A extending the p-adic valuation to a quadratic extension of $\mathbb{Q}_p$ I'm trying to solve the following problem. Prove that, if $d \in \mathbb{Z}_p$ is non-square, then
$|a + b \sqrt{d}|p = |a^2 − b^2d|^{1/2}_p$ , for any $a, b \in \mathbb{Q}p$,
defines a non-Archimedean valuation on $\mathbb{Q}_p(\sqrt{d})$ which extends the usual $|. |_p$ on $\mathbb{Q}_p$.
The hint we are given is to show that $|\alpha|_p\le 1 \Rightarrow |\alpha +1|_p \le 1$. I've managed to reduce this to different cases, and the only case where I'm still having trouble $|a|_p=|b|_p$. Apparently I need to use Hensel's Lemma somehow, but I don't know how. Can anyone give me a hint? 
 A: Sure, here’s a hint. Use the good form of Hensel to show this: let $\alpha$ be algebraic over $\Bbb Q_p$, with minimal polynomial $f(X)$ whose constant term is $c$. If $c\in\Bbb Z_p$ (the $p$-adic integers), then all the coefficients of $f$ are in $\Bbb Z_p$. You definitely do not need to divide the problem into cases.
A: The hint of @Lubin works for all finite extensions of a complete field, not only for quadratic ones. I will try to elaborate the hint in the case of degree $2$ extensions of a complete field $F$ with a non-archimedean valuation $|\cdot |$. 

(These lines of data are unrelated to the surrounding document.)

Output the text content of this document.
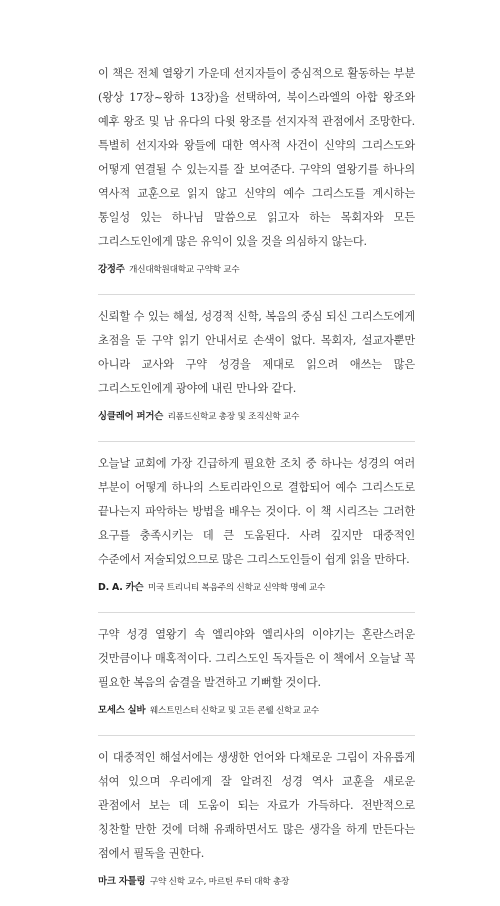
이 책은 전체 열왕기 가운데 선지자들이 중심적으로 활동하는 부분(왕상 17장~왕하 13장)을 선택하여, 북이스라엘의 아합 왕조와 예후 왕조 및 남 유다의 다윗 왕조를 선지자적 관점에서 조망한다. 특별히 선지자와 왕들에 대한 역사적 사건이 신약의 그리스도와 어떻게 연결될 수 있는지를 잘 보여준다. 구약의 열왕기를 하나의 역사적 교훈으로 읽지 않고 신약의 예수 그리스도를 계시하는 통일성 있는 하나님 말씀으로 읽고자 하는 목회자와 모든 그리스도인에게 많은 유익이 있을 것을 의심하지 않는다.

강정주 개신대학원대학교 구약학 교수

신뢰할 수 있는 해설, 성경적 신학, 복음의 중심 되신 그리스도에게 초점을 둔 구약 읽기 안내서로 손색이 없다. 목회자, 설교자뿐만 아니라 교사와 구약 성경을 제대로 읽으려 애쓰는 많은 그리스도인에게 광야에 내린 만나와 같다.

싱클레어 퍼거슨 리폼드신학교 총장 및 조직신학 교수

오늘날 교회에 가장 긴급하게 필요한 조치 중 하나는 성경의 여러 부분이 어떻게 하나의 스토리라인으로 결합되어 예수 그리스도로 끝나는지 파악하는 방법을 배우는 것이다. 이 책 시리즈는 그러한 요구를 충족시키는 데 큰 도움된다. 사려 깊지만 대중적인 수준에서 저술되었으므로 많은 그리스도인들이 쉽게 읽을 만하다.

D. A. 카슨 미국 트리니티 복음주의 신학교 신약학 명예 교수

구약 성경 열왕기 속 엘리야와 엘리사의 이야기는 혼란스러운 것만큼이나 매혹적이다. 그리스도인 독자들은 이 책에서 오늘날 꼭 필요한 복음의 숨결을 발견하고 기뻐할 것이다.

모세스 실바 웨스트민스터 신학교 및 고든 콘웰 신학교 교수

이 대중적인 해설서에는 생생한 언어와 다채로운 그림이 자유롭게 섞여 있으며 우리에게 잘 알려진 성경 역사 교훈을 새로운 관점에서 보는 데 도움이 되는 자료가 가득하다. 전반적으로 칭찬할 만한 것에 더해 유쾌하면서도 많은 생각을 하게 만든다는 점에서 필독을 권한다.

마크 자틀링 구약 신학 교수, 마르틴 루터 대학 총장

Let $\alpha = a + b \sqrt{d}$ with $b \ne 0$. $\, \alpha$ and $\bar \alpha = a - b \sqrt{d}$ are the roots of the polynomial $x^2 - 2 a x + (a^2 - d b^2)$. Assume that $|a^2 - d b^2| \le 1$ but $|2 a| > 1$. We will show that the equation $x^2 - 2 a x + (a^2 - d b^2)= 0$ has a root in $F$. The equation is equivalent to 
$$x = \frac{1}{2a}x^2 + \frac{a^2 - d b^2}{2a}= u x^2 + v$$
The function $x \mapsto u x^2 + v$ maps the complete space (a ring) $R\colon = \{x \ \colon \ |x|\le 1\}$ to itself and is a contraction, hence it has a (unique) fixed point, contradiction.
Or: assume that we have $|a^2 - d b^2 | \le 1 $.  We have the easy to check equality
$$\left(\frac{a}{b}\right)^2 \cdot \left( 1 - \frac{ 4( a^2 - d b^2)}{(2a)^2}\right)= d$$
If we had $|2 a | >1 $ then the norm of $\delta\, \colon = \frac{ ( a^2 - d b^2)}{(2a)^2}$ would be $<1$ and so $(1-4 \delta)$ and thus $d$ would be a square, contradiction. Therefore, $|2a| \le 1$ and this implies $|(a+1)^2 - d b^2|\le 1$.